Problem of the Month
Hint for Problem 4: A Polynomial Sandwich

1. The graphs of the polynomials $y={\displaystyle \frac{1}{3}}{x}^3-x-{\displaystyle \frac{2}{3}}$ and $y={\displaystyle \frac{1}{3}}{x}^3+x^2+2x+{\displaystyle \frac{4}{3}}$ look quite different near the origin. However, since they have the same leading term, they look nearly identical if you zoom out. Try graphing these two cubics on the same axes using graphing software. The function $f(x)$ lies between these two cubic functions (at least on integer inputs), so it should have the same overall "shape". This suggests that $a={\displaystyle \frac{1}{3}}$. There are short arguments to justify this using limits, but there are also more elementary approaches.
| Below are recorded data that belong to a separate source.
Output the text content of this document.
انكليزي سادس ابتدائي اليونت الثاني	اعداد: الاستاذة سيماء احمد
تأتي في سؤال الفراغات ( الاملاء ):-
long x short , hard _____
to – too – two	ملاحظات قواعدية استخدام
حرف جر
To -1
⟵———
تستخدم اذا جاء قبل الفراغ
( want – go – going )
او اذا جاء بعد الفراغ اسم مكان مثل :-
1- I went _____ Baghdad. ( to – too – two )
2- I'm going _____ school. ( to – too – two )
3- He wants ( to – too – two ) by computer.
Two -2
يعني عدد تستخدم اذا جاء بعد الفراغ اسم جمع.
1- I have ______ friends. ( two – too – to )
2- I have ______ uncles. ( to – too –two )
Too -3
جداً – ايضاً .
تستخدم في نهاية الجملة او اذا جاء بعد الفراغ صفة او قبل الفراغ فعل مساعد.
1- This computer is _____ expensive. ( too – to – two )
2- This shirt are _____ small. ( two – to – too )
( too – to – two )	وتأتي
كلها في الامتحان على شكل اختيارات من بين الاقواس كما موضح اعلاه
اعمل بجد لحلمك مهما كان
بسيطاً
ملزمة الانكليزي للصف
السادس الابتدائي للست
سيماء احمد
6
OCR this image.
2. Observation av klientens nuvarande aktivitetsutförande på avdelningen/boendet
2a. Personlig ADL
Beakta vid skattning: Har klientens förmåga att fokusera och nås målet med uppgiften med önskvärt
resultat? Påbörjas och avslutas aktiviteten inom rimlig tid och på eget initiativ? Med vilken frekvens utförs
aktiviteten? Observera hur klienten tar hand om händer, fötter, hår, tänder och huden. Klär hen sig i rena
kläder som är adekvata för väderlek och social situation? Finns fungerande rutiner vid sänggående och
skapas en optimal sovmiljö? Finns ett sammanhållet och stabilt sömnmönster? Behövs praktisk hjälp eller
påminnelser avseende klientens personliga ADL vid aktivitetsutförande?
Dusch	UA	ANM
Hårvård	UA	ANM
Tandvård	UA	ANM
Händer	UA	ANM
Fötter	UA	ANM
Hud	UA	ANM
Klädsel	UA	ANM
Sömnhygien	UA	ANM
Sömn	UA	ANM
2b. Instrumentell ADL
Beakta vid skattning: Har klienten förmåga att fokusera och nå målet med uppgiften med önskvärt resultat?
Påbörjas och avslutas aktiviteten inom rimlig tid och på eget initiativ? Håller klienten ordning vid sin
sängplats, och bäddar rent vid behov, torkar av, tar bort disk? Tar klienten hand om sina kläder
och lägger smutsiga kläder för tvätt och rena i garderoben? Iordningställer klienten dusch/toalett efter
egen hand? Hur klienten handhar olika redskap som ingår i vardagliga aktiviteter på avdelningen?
One thing you might try is to subtract ${\displaystyle \frac{1}{3}}{n}^3$ from each of the three expressions in the chain of inequalities. If $a\ne {\displaystyle \frac{1}{3}}$, you will have a cubic that is trapped between two quadratics, which should make you suspicious. Remember, the inequalities hold for all integers, especially really, really, really, really big ones.

2. If you substitute $n=0$ into the inequality, you should find that $-{\displaystyle \frac{2}{3}}\le f(0)\le {\displaystyle \frac{4}{3}}$. Since $f(0)$ is an integer, this means either $f(0)=0$ or $f(0)=1$. It is possible to find $b,c,$ and $d$ by gathering and using similar information.